PERHAPS IT was inevitable that the haggling would go down to the wire. Arsene Wenger is hardly enamoured by the January transfer window and is a reluctant spender at the best of times. This is a manager who has been loath to fork out large sums on the finished article, preferring instead to develop younger talents. At an initial €16.6 million, the purchase of Andrei Arshavin has taken Wenger out of his comfort zone.
Throw in a reluctant seller, a player who had contested the need to pay back a proportion of a loyalty bonus, London’s frozen transport network and a ticking deadline and it is a miracle the deal was completed at all.
That it was forced through says much for Arsenal’s current predicament. Wenger’s side trail fourth place, and potential Champions League qualification, by five points. They are on a 10-match unbeaten league run, but have still rarely threatened to close that gap.
Not since going head-to-head with Tottenham Hotspur on the final day of the 2005-06 season have Arsenal faced such a credible challenge to their place in the elite four as that now posed by Martin O’Neill’s Aston Villa, and that brush with Spurs remains the only occasion when Wenger has flirted with the relative failure of a fifth-place finish.
This season, with experienced players sold and Tomas Rosicky, Cesc Fabregas and Theo Walcott sidelined by long-term injury, has threatened to expose as folly the manager’s faith in a young if talented team. Wenger has suggested there is a need for “patience”.

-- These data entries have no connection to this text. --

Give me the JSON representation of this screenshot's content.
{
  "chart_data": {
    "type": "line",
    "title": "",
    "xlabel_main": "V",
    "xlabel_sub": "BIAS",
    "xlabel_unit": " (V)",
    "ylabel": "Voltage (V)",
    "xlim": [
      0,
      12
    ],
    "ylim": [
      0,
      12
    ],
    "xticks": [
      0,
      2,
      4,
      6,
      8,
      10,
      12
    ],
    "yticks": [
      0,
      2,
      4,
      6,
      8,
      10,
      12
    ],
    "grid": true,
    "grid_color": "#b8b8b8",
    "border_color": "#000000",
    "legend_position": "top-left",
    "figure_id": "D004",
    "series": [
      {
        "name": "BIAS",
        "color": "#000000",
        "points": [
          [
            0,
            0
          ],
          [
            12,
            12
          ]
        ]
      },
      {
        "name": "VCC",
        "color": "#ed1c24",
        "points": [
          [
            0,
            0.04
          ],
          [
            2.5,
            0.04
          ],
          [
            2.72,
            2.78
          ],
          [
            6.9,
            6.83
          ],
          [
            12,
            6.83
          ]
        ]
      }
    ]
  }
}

This is a squad who will still be confident of ousting Roma from the Champions League knock-out phase. Yet to let January pass without addition, and an eye-catching arrival to raise the spirits, would have constituted a risk with confidence still relatively fragile.
The question now is whether the signing of another creative midfielder, a 27-year-old used to operating either as a support striker or from wide, should have been the priority.

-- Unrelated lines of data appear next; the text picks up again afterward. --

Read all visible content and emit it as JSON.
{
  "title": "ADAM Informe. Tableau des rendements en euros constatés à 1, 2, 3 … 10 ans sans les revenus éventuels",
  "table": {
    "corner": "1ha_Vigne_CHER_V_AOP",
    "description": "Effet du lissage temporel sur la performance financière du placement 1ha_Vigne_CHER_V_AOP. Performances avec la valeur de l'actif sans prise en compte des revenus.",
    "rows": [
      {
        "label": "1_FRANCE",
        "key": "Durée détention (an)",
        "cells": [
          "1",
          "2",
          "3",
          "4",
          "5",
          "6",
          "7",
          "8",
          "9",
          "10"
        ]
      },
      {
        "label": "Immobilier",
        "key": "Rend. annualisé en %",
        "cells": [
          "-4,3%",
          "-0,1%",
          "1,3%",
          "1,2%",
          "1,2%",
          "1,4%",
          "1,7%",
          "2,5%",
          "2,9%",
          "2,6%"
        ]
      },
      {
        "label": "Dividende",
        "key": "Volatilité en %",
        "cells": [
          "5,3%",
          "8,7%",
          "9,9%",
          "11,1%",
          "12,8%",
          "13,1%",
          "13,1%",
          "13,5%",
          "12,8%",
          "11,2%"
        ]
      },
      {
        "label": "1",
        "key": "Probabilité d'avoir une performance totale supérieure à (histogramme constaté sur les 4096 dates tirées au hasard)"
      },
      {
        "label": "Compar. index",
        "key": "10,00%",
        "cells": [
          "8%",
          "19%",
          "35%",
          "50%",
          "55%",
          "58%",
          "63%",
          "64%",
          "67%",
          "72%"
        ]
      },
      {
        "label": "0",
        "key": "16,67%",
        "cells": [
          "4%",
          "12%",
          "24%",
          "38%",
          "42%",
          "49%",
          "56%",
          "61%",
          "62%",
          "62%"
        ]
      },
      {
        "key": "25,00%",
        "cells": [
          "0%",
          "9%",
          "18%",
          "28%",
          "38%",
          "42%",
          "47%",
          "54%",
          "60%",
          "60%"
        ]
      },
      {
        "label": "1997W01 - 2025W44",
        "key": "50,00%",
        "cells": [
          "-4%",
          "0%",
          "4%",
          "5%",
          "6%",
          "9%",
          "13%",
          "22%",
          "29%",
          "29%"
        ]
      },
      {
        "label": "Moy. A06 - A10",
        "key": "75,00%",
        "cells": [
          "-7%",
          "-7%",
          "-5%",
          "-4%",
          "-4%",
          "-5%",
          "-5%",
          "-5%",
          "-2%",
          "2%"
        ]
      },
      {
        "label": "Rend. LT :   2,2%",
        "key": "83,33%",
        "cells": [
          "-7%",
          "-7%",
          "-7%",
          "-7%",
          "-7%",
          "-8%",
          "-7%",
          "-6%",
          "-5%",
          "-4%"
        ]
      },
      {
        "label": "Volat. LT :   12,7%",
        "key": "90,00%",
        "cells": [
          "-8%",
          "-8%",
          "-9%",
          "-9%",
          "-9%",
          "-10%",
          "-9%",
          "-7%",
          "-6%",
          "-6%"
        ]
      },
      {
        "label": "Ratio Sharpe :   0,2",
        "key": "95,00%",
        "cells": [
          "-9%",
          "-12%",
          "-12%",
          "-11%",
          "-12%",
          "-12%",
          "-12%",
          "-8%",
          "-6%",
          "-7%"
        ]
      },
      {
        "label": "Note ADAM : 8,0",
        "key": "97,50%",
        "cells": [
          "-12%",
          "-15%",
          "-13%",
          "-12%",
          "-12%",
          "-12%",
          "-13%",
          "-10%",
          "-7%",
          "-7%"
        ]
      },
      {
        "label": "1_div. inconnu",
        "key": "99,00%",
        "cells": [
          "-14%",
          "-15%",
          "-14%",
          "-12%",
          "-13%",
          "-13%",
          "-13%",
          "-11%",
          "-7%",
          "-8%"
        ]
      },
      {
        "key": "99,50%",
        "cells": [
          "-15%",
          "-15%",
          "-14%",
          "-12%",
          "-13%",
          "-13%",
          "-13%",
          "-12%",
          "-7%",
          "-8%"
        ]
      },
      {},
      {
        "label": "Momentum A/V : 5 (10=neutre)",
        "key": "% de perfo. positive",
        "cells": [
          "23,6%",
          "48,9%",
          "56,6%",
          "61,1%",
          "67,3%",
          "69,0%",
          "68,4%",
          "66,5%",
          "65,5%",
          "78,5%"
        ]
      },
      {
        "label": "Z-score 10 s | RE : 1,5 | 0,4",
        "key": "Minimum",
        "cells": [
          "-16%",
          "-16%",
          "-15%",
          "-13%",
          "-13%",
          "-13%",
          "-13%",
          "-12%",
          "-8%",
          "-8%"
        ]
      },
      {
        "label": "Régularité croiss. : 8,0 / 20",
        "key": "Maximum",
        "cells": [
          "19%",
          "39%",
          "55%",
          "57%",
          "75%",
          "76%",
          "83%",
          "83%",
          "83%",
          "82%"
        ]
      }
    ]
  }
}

Goalscoring has been a problem, particularly in the absence of the injured trio. Arsenal have not managed more than a solitary goal in a league game at home since beating Manchester United in November and Samir Nasri, the high-profile replacement for Alexander Hleb who scored both that day, has only really fired in fits and starts.
Arshavin, like Hleb and Nasri on occasion, will provide menace and invention once he is fit, pulling markers out of position as Robert Pires did in his pomp.
Yet the assumption had always been that Arsenal were weakest at centre-half, where Kolo Toure and William Gallas have endured traumatic seasons, and in central midfield where they lack an enforcer.
Denilson has been impressive at times but is too slight to impose himself consistently on games. Wenger may recognise his side’s vulnerability, though pinpointing recruits who could be lured to north London mid-season is another matter.
He has, at least, secured a genius. The Zenit manager Dick Advocaat bemoaned his side’s loss and Arsenal’s gain as “the bargain signing of the January transfer window”. Some will express concern that so much money has been lavished on a player who has spent his entire career in St Petersburg since joining the Smena football academy at the age of seven. Yet his natural talent is not in doubt.
He made his debut in front of 9,572 at Bradford City in August 2000, the substitute earning a caution as Zenit won the Intertoto Cup tie 3-0. Within two years he was representing his country. His development has been rapid, frustrated only by the odd disciplinary concern – he broke a curfew in 2006 and was briefly relegated to the Zenit reserve side, while there have been accusations of laziness and question marks over his fitness.
Yet, had the Gazprom gas company not backed Zenit financially – he has earned around €89,000-a-week since 2006 – he might have flown the nest sooner. Having helped the club become the first from outside Moscow to win the title in 12 years, the two-time player of the year helped propel them to the Uefa Cup last season and inspired Russia to the semi-final of Euro 2008. Guus Hiddink included him in the squad for the finals despite the player’s suspension for the first two games.
Wenger had been tracking his progress, though it still came as a surprise when that interest crystallised. The manager has, of course, spent heavily in the past, though generally in markets with which he is familiar – France, Italy and Germany – and on younger players. The manager will no doubt spend the next few weeks preaching caution. Privately, he might concede that this purchase represents a risk given the philosophy he has imposed upon Arsenal. He must hope it also sparks this team’s pursuit of the top four.